2006 MMSD WKCE Scores: A Closer Look

Test scores from the November 2006 Wisconsin Knowledge and Concepts Examination (WKCE) and companion Wisconsin Alternate Assessment (WAA) were released by the state Department of Public Instruction this week. The MMSD press release on Madison students’ scores (“Despite changes and cuts, Madison students test well”) reports the following “notable achievements”:

  1. that reading scores have remained steady and math scores have gone up;
  2. that non-low income MMSD students score better than their non-low income peers statewide;
  3. that a higher percentage of MMSD African-American students perform at the highest proficiency level than do other African-American students across the state as a whole; and
  4. that a consistently higher percentage of MMSD students perform at the highest proficiency level than do students across the state as a whole.

Let’s take a closer look at the PR and the data:

1: “Reading scores have remained steady and math scores have gone up.”
Excerpt1 - Copy.JPG
[boxed text and charts excerpted from MMSD press release]
This chart is misleading.
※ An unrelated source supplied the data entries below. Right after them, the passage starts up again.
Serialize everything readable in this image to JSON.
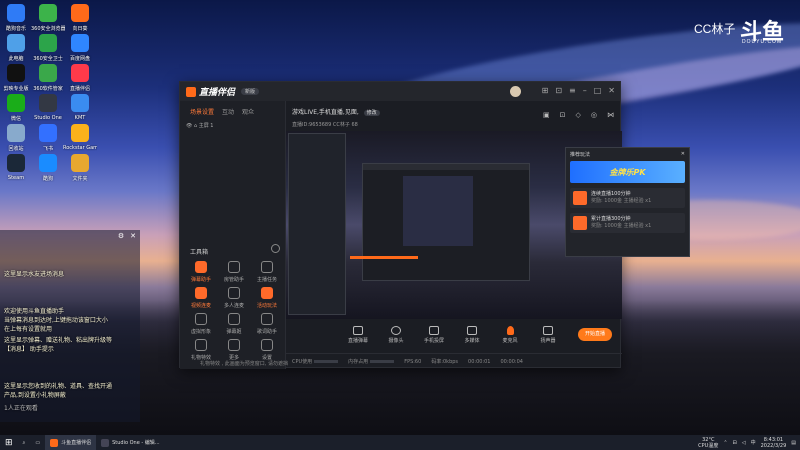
{
  "watermark": {
    "brand_cn": "CC林子",
    "brand_logo": "斗鱼",
    "domain": "DOUYU.COM"
  },
  "desktop_icons": [
    {
      "label": "酷狗音乐",
      "color": "#2f7bf6"
    },
    {
      "label": "360安全浏览器",
      "color": "#3cb34a"
    },
    {
      "label": "向日葵",
      "color": "#ff6a1a"
    },
    {
      "label": "此电脑",
      "color": "#4fa0e8"
    },
    {
      "label": "360安全卫士",
      "color": "#2ca44a"
    },
    {
      "label": "百度网盘",
      "color": "#2f86ff"
    },
    {
      "label": "剪映专业版",
      "color": "#111111"
    },
    {
      "label": "360软件管家",
      "color": "#3aa84a"
    },
    {
      "label": "直播伴侣",
      "color": "#ff3a4a"
    },
    {
      "label": "微信",
      "color": "#1aad19"
    },
    {
      "label": "Studio One",
      "color": "#333844"
    },
    {
      "label": "KMT",
      "color": "#3a8cf0"
    },
    {
      "label": "回收站",
      "color": "#88aacc"
    },
    {
      "label": "飞书",
      "color": "#3370ff"
    },
    {
      "label": "Rockstar Games",
      "color": "#fbb11b"
    },
    {
      "label": "Steam",
      "color": "#1b2838"
    },
    {
      "label": "酷狗",
      "color": "#1a8cff"
    },
    {
      "label": "文件夹",
      "color": "#e8a830"
    }
  ],
  "chat": {
    "messages": [
      "这里显示水友进场消息",
      "欢迎使用斗鱼直播助手",
      "当弹幕消息到达时,上键拖动该窗口大小",
      "在上每有设置就用",
      "这里显示弹幕、赠送礼物、粘出牌升级等",
      "【消息】 助手提示",
      "这里显示您收到的礼物、道具、查找开通",
      "产品,到设置小礼物屏蔽"
    ],
    "footer": "1人正在观看"
  },
  "app": {
    "title": "直播伴侣",
    "badge": "新版",
    "left_tabs": [
      "场景设置",
      "互动",
      "观众"
    ],
    "scene_label": "主屏 1",
    "tools_header": "工具箱",
    "tools": [
      {
        "label": "弹幕助手",
        "hot": true
      },
      {
        "label": "房管助手",
        "hot": false
      },
      {
        "label": "主播任务",
        "hot": false
      },
      {
        "label": "视频连麦",
        "hot": true
      },
      {
        "label": "多人连麦",
        "hot": false
      },
      {
        "label": "活动玩法",
        "hot": true
      },
      {
        "label": "虚拟形象",
        "hot": false
      },
      {
        "label": "弹幕姬",
        "hot": false
      },
      {
        "label": "歌词助手",
        "hot": false
      },
      {
        "label": "礼物特效",
        "hot": false
      },
      {
        "label": "更多",
        "hot": false
      },
      {
        "label": "设置",
        "hot": false
      }
    ],
    "stream_title": "游戏LIVE,手机直播,见面,",
    "stream_tag": "修改",
    "stream_sub": "直播ID:9653689  CC林子  68",
    "bottom_buttons": [
      "直播弹幕",
      "摄像头",
      "手机投屏",
      "多媒体",
      "麦克风",
      "扬声器"
    ],
    "start_label": "开始直播",
    "status": {
      "cpu": "CPU使用",
      "mem": "内存占用",
      "fps": "FPS:60",
      "bitrate": "码率:0kbps",
      "time1": "00:00:01",
      "time2": "00:00:04"
    },
    "notice": "礼物特效 , 此画面为预览窗口, 请勿遮挡"
  },
  "popup": {
    "title": "推荐玩法",
    "banner": "金牌乐PK",
    "items": [
      {
        "title": "连续直播100分钟",
        "sub": "奖励: 1000金 主播经验 x1"
      },
      {
        "title": "累计直播300分钟",
        "sub": "奖励: 1000金 主播经验 x1"
      }
    ]
  },
  "taskbar": {
    "apps": [
      "斗鱼直播伴侣",
      "Studio One - 编辑..."
    ],
    "weather": "32°C",
    "weather_sub": "CPU温度",
    "time": "8:43:01",
    "date": "2022/3/29"
  }
}
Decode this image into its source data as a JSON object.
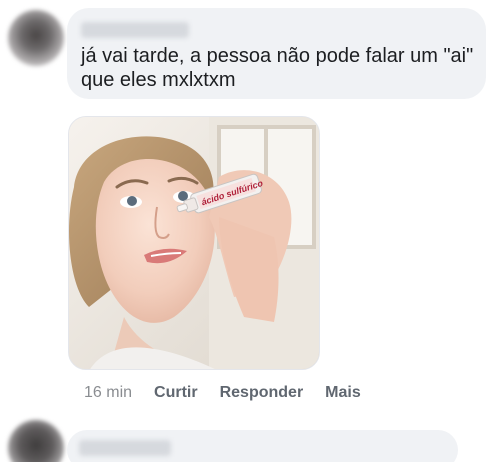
{
  "comment": {
    "text": "já vai tarde, a pessoa não pode falar um \"ai\"\nque eles mxlxtxm",
    "image": {
      "bottle_label": "ácido sulfúrico"
    },
    "time": "16 min",
    "actions": {
      "like": "Curtir",
      "reply": "Responder",
      "more": "Mais"
    }
  },
  "colors": {
    "bubble_bg": "#f0f2f5",
    "text": "#1c1e21",
    "meta": "#65676b"
  }
}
In 2002, the Wisconsin Department of Public Instruction revamped the scoring scale for the WKCE to lower the cut score (or threshold) for the “proficient” category (which is apparent in the jump between pre-2002 and post-2002 scores, as shown above). The DPI web site clearly states that “Proficiency data for November 2002 and later are not comparable to earlier years.”
To provide an accurate basis for comparison, the chart should have looked like this:
Excerpt2 - Copy.JPG
The corrected chart shows that the percentage of MMSD students scoring at the advanced+proficient levels in reading declined from 2003 to 2006, and that the increase in the percentage of MMSD students scoring at the advanced+proficient level in math increased only slightly from 2003 to 2006. Although numeric percentages aren’t specified, it’s apparent that the percentage decline in reading exceeded the percentage increase in math. (So, if reading proficiency levels are being described as having remained “steady” because the decline wasn’t statistically significant, the minimal change in math proficiency levels can’t be touted as a noteworthy increase.)
2: “Non-low income MMSD students score better than their non-low income peers statewide.”
Excerpt3 - Copy.JPG
Excerpt4 - Copy.JPG
There’s no question about the data here. But what about the rest of the picture?
In reading and math, a greater percentage of MMSD low-income students scored at the basic+minimal levels (i.e. below grade level) than their peers statewide this year (scores below are for combined grades).

MMSD State
Reading 43.3% 32.7%
Math 49.2% 43.0%

Table 1: 2006 low-income, basic+minimal, combined grades
(This and all data are from the DPI web site, using WKCE+WAA scores.)
Looking at 4th grade scores, the percentages of low-income MMSD students performing below grade level in reading and math grew from 2003 to 2006, and grew at a faster rate than statewide peers.

MMSD State
2003 33.1% 29.6%
2006 43.2% 31.8%

Table 2: 2003 and 2006 reading, low-income, basic+minimal, 4th grade

MMSD State
2003 47.5% 41.4%
2006 48.7% 38.2%

Table 3: 2003 and 2006 math, low-income, basic+minimal, 4th grade
Looking at more 4th grade scores, a greater percentage of non-low income MMSD students score at the advanced level in reading and math than low income MMSD students, and this gap between high-performing non-low income and low income MMSD students grew from 2003 to 2006.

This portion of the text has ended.